Em 2017 os grandes craques do Poker Brasileiro foram jogar o Poker Stars Championship na cidade de Barcelona. Tem sido comum vermos um número alto de brasucas jogando os torneios da série e nem mesmo o lamentável atentado ocorrido nas Ramblas, ponto turístico mais procurado da cidade das ruas diagonais, assustou os nossos representantes.

Já se vão quase 11 anos da primeira invasão pokerística brasileira em Barcelona e essa é a história que eu vou lhes contar, reapresentando um texto que publiquei aqui no SuperPoker no ano passado.

O que acontece na Europa…o meu EPT Barcelona

O ano é 2006, o Poker ainda engatinha no nosso país, o BSOP vive sua primeira temporada e ainda busca afirmação entre os adeptos do jogo. O Campeonato Paulista de Holdem registrou crescimento em relação a etapa anterior, sua primeira etapa nessa temporada foi disputada no saudoso clube Paradise, na capital Paulista, e rendeu um prêmio de mais de R$10.000 para o seu campeão, o carioca Michel Helal. O clima ainda era de confraternização e muitas risadas perto da máquina de Chopp, com jogadores saboreando o churrasco, incluído no valor do buy-in. O romantismo ainda era a marca registrada do Poker em terras brasileiras. Era bom, mas ficou melhor. Sem espaço para saudosismos.

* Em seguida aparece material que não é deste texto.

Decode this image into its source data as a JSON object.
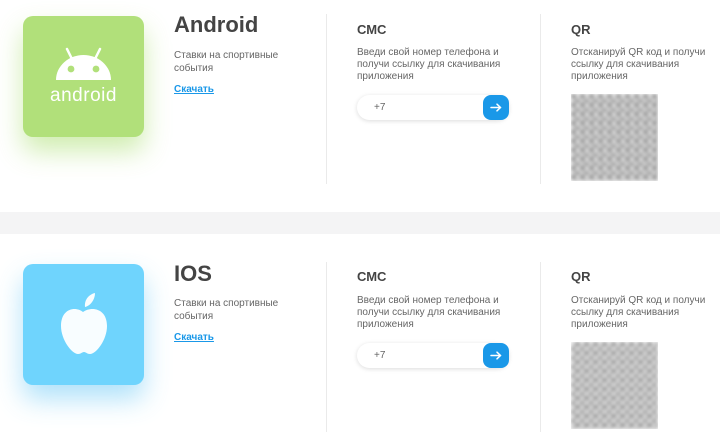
{
  "apps": [
    {
      "title": "Android",
      "logo_text": "android",
      "description": "Ставки на спортивные события",
      "download_label": "Скачать",
      "icon_color": "#b1e07a"
    },
    {
      "title": "IOS",
      "description": "Ставки на спортивные события",
      "download_label": "Скачать",
      "icon_color": "#6fd4fd"
    }
  ],
  "sms": {
    "title": "СМС",
    "description": "Введи свой номер телефона и получи ссылку для скачивания приложения",
    "input_placeholder": "+7",
    "send_icon": "arrow-right-icon",
    "accent_color": "#1a98e8"
  },
  "qr": {
    "title": "QR",
    "description": "Отсканируй QR код и получи ссылку для скачивания приложения"
  }
}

Esse era o contexto onde eu, André Akkari e João Marcelo Lima, resolvemos ir a Barcelona e enfrentar o field do European Poker Tour. Virei jogador profissional em meados de 2005, Akkari um pouco depois e JM nunca o foi, apesar de ser muito melhor que a maioria do field. Acostumado com a parceirada de São Paulo e de Punta del Este, encarei a viagem como uma possibilidade de intercâmbio e aprendizado. Era óbvio que existia o sonho de cravar o EPT, se consagrar como jogador, mas era algo muito mais condizente com o clima de romantismo que imperava no nosso Poker àquela época do que uma hipótese concreta. Pelo menos para mim.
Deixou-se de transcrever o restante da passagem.